8. Man proposes, but God disposes
'For man proposes, but God disposes', (Nam homo proponit, sed Deus disponit), Thomas à Kempis (c. 1380-1471), De Imitatione Christi, bk. 1, ch. 19, sect. 2.
9. Latrobe
Benjamin Henry Latrobe, Jr (1806-1878), chief engineer on the Baltimore and Ohio Railroad [more].
10. Mr Maklin
Maklin, a friend of G. William Whistler in St Petersburg, not identified.
11. Alice
Alicia McNeill Harrison (b. 1845), and her mother Sarah Harrison (1817-1906), née Poulterer, wife of Joseph Harrison [more].
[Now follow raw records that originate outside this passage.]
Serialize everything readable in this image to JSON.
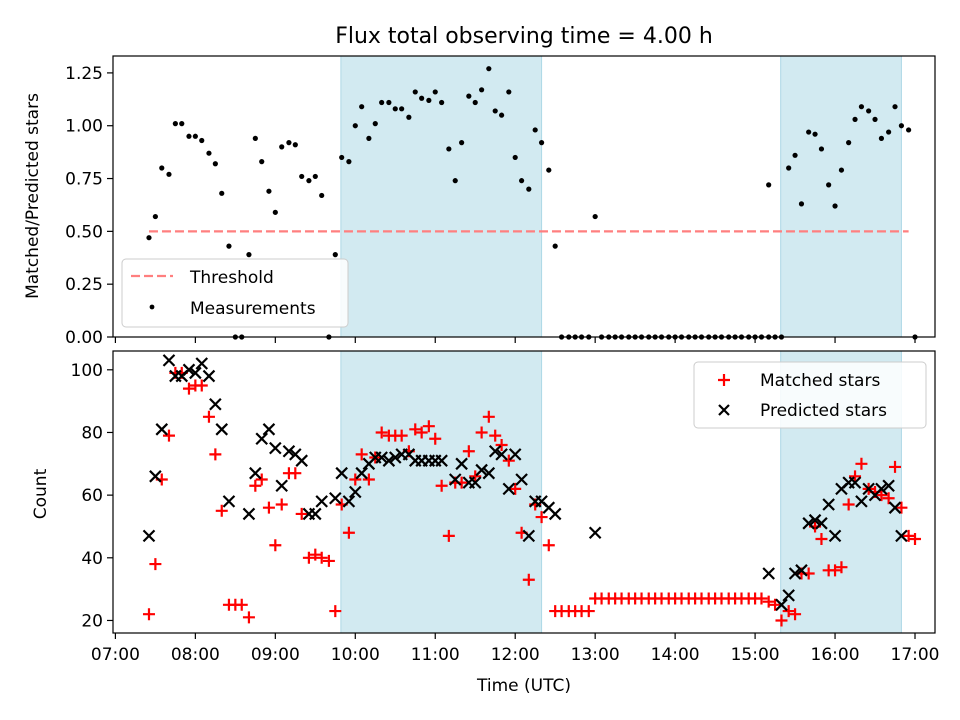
{
  "chart_data": {
    "type": "scatter",
    "title": "Flux total observing time = 4.00 h",
    "xlabel": "Time (UTC)",
    "x_ticks": [
      "07:00",
      "08:00",
      "09:00",
      "10:00",
      "11:00",
      "12:00",
      "13:00",
      "14:00",
      "15:00",
      "16:00",
      "17:00"
    ],
    "x_range_hours": [
      6.97,
      17.25
    ],
    "shaded_intervals_hours": [
      [
        9.82,
        12.33
      ],
      [
        15.32,
        16.83
      ]
    ],
    "colors": {
      "measure": "#000000",
      "threshold": "#ff7f7f",
      "matched": "#ff0000",
      "predicted": "#000000",
      "shade": "#add8e6"
    },
    "top_panel": {
      "ylabel": "Matched/Predicted stars",
      "ylim": [
        0,
        1.33
      ],
      "y_ticks": [
        "0.00",
        "0.25",
        "0.50",
        "0.75",
        "1.00",
        "1.25"
      ],
      "threshold": {
        "value": 0.5,
        "x_range": [
          7.42,
          16.92
        ],
        "label": "Threshold"
      },
      "measurements_label": "Measurements",
      "measurements": [
        [
          7.42,
          0.47
        ],
        [
          7.5,
          0.57
        ],
        [
          7.58,
          0.8
        ],
        [
          7.67,
          0.77
        ],
        [
          7.75,
          1.01
        ],
        [
          7.83,
          1.01
        ],
        [
          7.92,
          0.95
        ],
        [
          8.0,
          0.95
        ],
        [
          8.08,
          0.93
        ],
        [
          8.17,
          0.87
        ],
        [
          8.25,
          0.82
        ],
        [
          8.33,
          0.68
        ],
        [
          8.42,
          0.43
        ],
        [
          8.5,
          0.0
        ],
        [
          8.58,
          0.0
        ],
        [
          8.67,
          0.39
        ],
        [
          8.75,
          0.94
        ],
        [
          8.83,
          0.83
        ],
        [
          8.92,
          0.69
        ],
        [
          9.0,
          0.59
        ],
        [
          9.08,
          0.9
        ],
        [
          9.17,
          0.92
        ],
        [
          9.25,
          0.91
        ],
        [
          9.33,
          0.76
        ],
        [
          9.42,
          0.74
        ],
        [
          9.5,
          0.76
        ],
        [
          9.58,
          0.67
        ],
        [
          9.67,
          0.0
        ],
        [
          9.75,
          0.39
        ],
        [
          9.83,
          0.85
        ],
        [
          9.92,
          0.83
        ],
        [
          10.0,
          1.0
        ],
        [
          10.08,
          1.09
        ],
        [
          10.17,
          0.94
        ],
        [
          10.25,
          1.01
        ],
        [
          10.33,
          1.11
        ],
        [
          10.42,
          1.11
        ],
        [
          10.5,
          1.08
        ],
        [
          10.58,
          1.08
        ],
        [
          10.67,
          1.04
        ],
        [
          10.75,
          1.16
        ],
        [
          10.83,
          1.13
        ],
        [
          10.92,
          1.12
        ],
        [
          11.0,
          1.16
        ],
        [
          11.08,
          1.11
        ],
        [
          11.17,
          0.89
        ],
        [
          11.25,
          0.74
        ],
        [
          11.33,
          0.92
        ],
        [
          11.42,
          1.14
        ],
        [
          11.5,
          1.11
        ],
        [
          11.58,
          1.17
        ],
        [
          11.67,
          1.27
        ],
        [
          11.75,
          1.07
        ],
        [
          11.83,
          1.05
        ],
        [
          11.92,
          1.16
        ],
        [
          12.0,
          0.85
        ],
        [
          12.08,
          0.74
        ],
        [
          12.17,
          0.7
        ],
        [
          12.25,
          0.98
        ],
        [
          12.33,
          0.92
        ],
        [
          12.42,
          0.79
        ],
        [
          12.5,
          0.43
        ],
        [
          12.58,
          0.0
        ],
        [
          12.67,
          0.0
        ],
        [
          12.75,
          0.0
        ],
        [
          12.83,
          0.0
        ],
        [
          12.92,
          0.0
        ],
        [
          13.0,
          0.57
        ],
        [
          13.08,
          0.0
        ],
        [
          13.17,
          0.0
        ],
        [
          13.25,
          0.0
        ],
        [
          13.33,
          0.0
        ],
        [
          13.42,
          0.0
        ],
        [
          13.5,
          0.0
        ],
        [
          13.58,
          0.0
        ],
        [
          13.67,
          0.0
        ],
        [
          13.75,
          0.0
        ],
        [
          13.83,
          0.0
        ],
        [
          13.92,
          0.0
        ],
        [
          14.0,
          0.0
        ],
        [
          14.08,
          0.0
        ],
        [
          14.17,
          0.0
        ],
        [
          14.25,
          0.0
        ],
        [
          14.33,
          0.0
        ],
        [
          14.42,
          0.0
        ],
        [
          14.5,
          0.0
        ],
        [
          14.58,
          0.0
        ],
        [
          14.67,
          0.0
        ],
        [
          14.75,
          0.0
        ],
        [
          14.83,
          0.0
        ],
        [
          14.92,
          0.0
        ],
        [
          15.0,
          0.0
        ],
        [
          15.08,
          0.0
        ],
        [
          15.17,
          0.0
        ],
        [
          15.25,
          0.0
        ],
        [
          15.33,
          0.0
        ],
        [
          15.17,
          0.72
        ],
        [
          15.42,
          0.8
        ],
        [
          15.5,
          0.86
        ],
        [
          15.58,
          0.63
        ],
        [
          15.67,
          0.97
        ],
        [
          15.75,
          0.96
        ],
        [
          15.83,
          0.89
        ],
        [
          15.92,
          0.72
        ],
        [
          16.0,
          0.62
        ],
        [
          16.08,
          0.79
        ],
        [
          16.17,
          0.92
        ],
        [
          16.25,
          1.03
        ],
        [
          16.33,
          1.09
        ],
        [
          16.42,
          1.07
        ],
        [
          16.5,
          1.03
        ],
        [
          16.58,
          0.94
        ],
        [
          16.67,
          0.97
        ],
        [
          16.75,
          1.09
        ],
        [
          16.83,
          1.0
        ],
        [
          16.92,
          0.98
        ],
        [
          17.0,
          0.0
        ]
      ]
    },
    "bottom_panel": {
      "ylabel": "Count",
      "ylim": [
        16,
        106
      ],
      "y_ticks": [
        "20",
        "40",
        "60",
        "80",
        "100"
      ],
      "matched_label": "Matched stars",
      "predicted_label": "Predicted stars",
      "matched": [
        [
          7.42,
          22
        ],
        [
          7.5,
          38
        ],
        [
          7.58,
          65
        ],
        [
          7.67,
          79
        ],
        [
          7.75,
          99
        ],
        [
          7.83,
          99
        ],
        [
          7.92,
          94
        ],
        [
          8.0,
          95
        ],
        [
          8.08,
          95
        ],
        [
          8.17,
          85
        ],
        [
          8.25,
          73
        ],
        [
          8.33,
          55
        ],
        [
          8.42,
          25
        ],
        [
          8.5,
          25
        ],
        [
          8.58,
          25
        ],
        [
          8.67,
          21
        ],
        [
          8.75,
          63
        ],
        [
          8.83,
          65
        ],
        [
          8.92,
          56
        ],
        [
          9.0,
          44
        ],
        [
          9.08,
          57
        ],
        [
          9.17,
          67
        ],
        [
          9.25,
          67
        ],
        [
          9.33,
          54
        ],
        [
          9.42,
          40
        ],
        [
          9.5,
          41
        ],
        [
          9.58,
          40
        ],
        [
          9.67,
          39
        ],
        [
          9.75,
          23
        ],
        [
          9.83,
          57
        ],
        [
          9.92,
          48
        ],
        [
          10.0,
          65
        ],
        [
          10.08,
          73
        ],
        [
          10.17,
          65
        ],
        [
          10.25,
          72
        ],
        [
          10.33,
          80
        ],
        [
          10.42,
          79
        ],
        [
          10.5,
          79
        ],
        [
          10.58,
          79
        ],
        [
          10.67,
          74
        ],
        [
          10.75,
          81
        ],
        [
          10.83,
          80
        ],
        [
          10.92,
          82
        ],
        [
          11.0,
          78
        ],
        [
          11.08,
          63
        ],
        [
          11.17,
          47
        ],
        [
          11.25,
          64
        ],
        [
          11.33,
          64
        ],
        [
          11.42,
          74
        ],
        [
          11.5,
          66
        ],
        [
          11.58,
          80
        ],
        [
          11.67,
          85
        ],
        [
          11.75,
          79
        ],
        [
          11.83,
          76
        ],
        [
          11.92,
          71
        ],
        [
          12.0,
          62
        ],
        [
          12.08,
          48
        ],
        [
          12.17,
          33
        ],
        [
          12.25,
          57
        ],
        [
          12.33,
          53
        ],
        [
          12.42,
          44
        ],
        [
          12.5,
          23
        ],
        [
          12.58,
          23
        ],
        [
          12.67,
          23
        ],
        [
          12.75,
          23
        ],
        [
          12.83,
          23
        ],
        [
          12.92,
          23
        ],
        [
          13.0,
          27
        ],
        [
          13.08,
          27
        ],
        [
          13.17,
          27
        ],
        [
          13.25,
          27
        ],
        [
          13.33,
          27
        ],
        [
          13.42,
          27
        ],
        [
          13.5,
          27
        ],
        [
          13.58,
          27
        ],
        [
          13.67,
          27
        ],
        [
          13.75,
          27
        ],
        [
          13.83,
          27
        ],
        [
          13.92,
          27
        ],
        [
          14.0,
          27
        ],
        [
          14.08,
          27
        ],
        [
          14.17,
          27
        ],
        [
          14.25,
          27
        ],
        [
          14.33,
          27
        ],
        [
          14.42,
          27
        ],
        [
          14.5,
          27
        ],
        [
          14.58,
          27
        ],
        [
          14.67,
          27
        ],
        [
          14.75,
          27
        ],
        [
          14.83,
          27
        ],
        [
          14.92,
          27
        ],
        [
          15.0,
          27
        ],
        [
          15.08,
          27
        ],
        [
          15.17,
          26
        ],
        [
          15.25,
          25
        ],
        [
          15.33,
          20
        ],
        [
          15.42,
          23
        ],
        [
          15.5,
          22
        ],
        [
          15.58,
          35
        ],
        [
          15.67,
          35
        ],
        [
          15.75,
          50
        ],
        [
          15.83,
          46
        ],
        [
          15.92,
          36
        ],
        [
          16.0,
          36
        ],
        [
          16.08,
          37
        ],
        [
          16.17,
          57
        ],
        [
          16.25,
          66
        ],
        [
          16.33,
          70
        ],
        [
          16.42,
          62
        ],
        [
          16.5,
          61
        ],
        [
          16.58,
          60
        ],
        [
          16.67,
          59
        ],
        [
          16.75,
          69
        ],
        [
          16.83,
          56
        ],
        [
          16.92,
          47
        ],
        [
          17.0,
          46
        ]
      ],
      "predicted": [
        [
          7.42,
          47
        ],
        [
          7.5,
          66
        ],
        [
          7.58,
          81
        ],
        [
          7.67,
          103
        ],
        [
          7.75,
          98
        ],
        [
          7.83,
          98
        ],
        [
          7.92,
          100
        ],
        [
          8.0,
          99
        ],
        [
          8.08,
          102
        ],
        [
          8.17,
          98
        ],
        [
          8.25,
          89
        ],
        [
          8.33,
          81
        ],
        [
          8.42,
          58
        ],
        [
          8.67,
          54
        ],
        [
          8.75,
          67
        ],
        [
          8.83,
          78
        ],
        [
          8.92,
          81
        ],
        [
          9.0,
          75
        ],
        [
          9.08,
          63
        ],
        [
          9.17,
          74
        ],
        [
          9.25,
          73
        ],
        [
          9.33,
          71
        ],
        [
          9.42,
          54
        ],
        [
          9.5,
          54
        ],
        [
          9.58,
          58
        ],
        [
          9.75,
          59
        ],
        [
          9.83,
          67
        ],
        [
          9.92,
          58
        ],
        [
          10.0,
          61
        ],
        [
          10.08,
          67
        ],
        [
          10.17,
          70
        ],
        [
          10.25,
          72
        ],
        [
          10.33,
          72
        ],
        [
          10.42,
          71
        ],
        [
          10.5,
          72
        ],
        [
          10.58,
          73
        ],
        [
          10.67,
          73
        ],
        [
          10.75,
          71
        ],
        [
          10.83,
          71
        ],
        [
          10.92,
          71
        ],
        [
          11.0,
          71
        ],
        [
          11.08,
          71
        ],
        [
          11.25,
          65
        ],
        [
          11.33,
          70
        ],
        [
          11.42,
          64
        ],
        [
          11.5,
          64
        ],
        [
          11.58,
          68
        ],
        [
          11.67,
          67
        ],
        [
          11.75,
          74
        ],
        [
          11.83,
          73
        ],
        [
          11.92,
          62
        ],
        [
          12.0,
          73
        ],
        [
          12.08,
          65
        ],
        [
          12.17,
          47
        ],
        [
          12.25,
          58
        ],
        [
          12.33,
          58
        ],
        [
          12.42,
          56
        ],
        [
          12.5,
          54
        ],
        [
          13.0,
          48
        ],
        [
          15.17,
          35
        ],
        [
          15.33,
          25
        ],
        [
          15.42,
          28
        ],
        [
          15.5,
          35
        ],
        [
          15.58,
          36
        ],
        [
          15.67,
          51
        ],
        [
          15.75,
          52
        ],
        [
          15.83,
          51
        ],
        [
          15.92,
          57
        ],
        [
          16.0,
          47
        ],
        [
          16.08,
          62
        ],
        [
          16.17,
          64
        ],
        [
          16.25,
          64
        ],
        [
          16.33,
          58
        ],
        [
          16.42,
          62
        ],
        [
          16.5,
          60
        ],
        [
          16.58,
          62
        ],
        [
          16.67,
          63
        ],
        [
          16.75,
          56
        ],
        [
          16.83,
          47
        ]
      ]
    }
  }
}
12. Willie the paper from Doct Rogers
William McNeill Whistler (1836-1900), physician, JW's brother [more], seems to have lost his Medical Diploma from the Pennsylvania Medical School. Dr Rogers was its Dean in 1870; see AMW to Joseph Harrison, 14 May 1868, #11470.
13. Dr James Darrach
James Darrach (1828-1869), physician in Philadelphia [more]. William M. Whistler studied medicine in Philadelphia under Darrach's mentorship for a year beginning in May 1857, before he entered the Pennsylvania Medical School; see AMW to JW, 13-15 July [1857], #06485.
14. Jemie
James McNeill Whistler (1834-1903), artist [more].
15. Mr Eastwick
Andrew McCalla Eastwick (1810-1879), partner in Eastwick and Harrison, locomotive manufacturers, and later in Harrison, Winans and Eastwick [more].
16. Mr Prince
It could be George H. Prince, engineer, or Ben Prince; they were brothers and frequent visitors at AMW's house at St Petersburg; see AMW to JW, 30 September and 12 October 1848, #06368.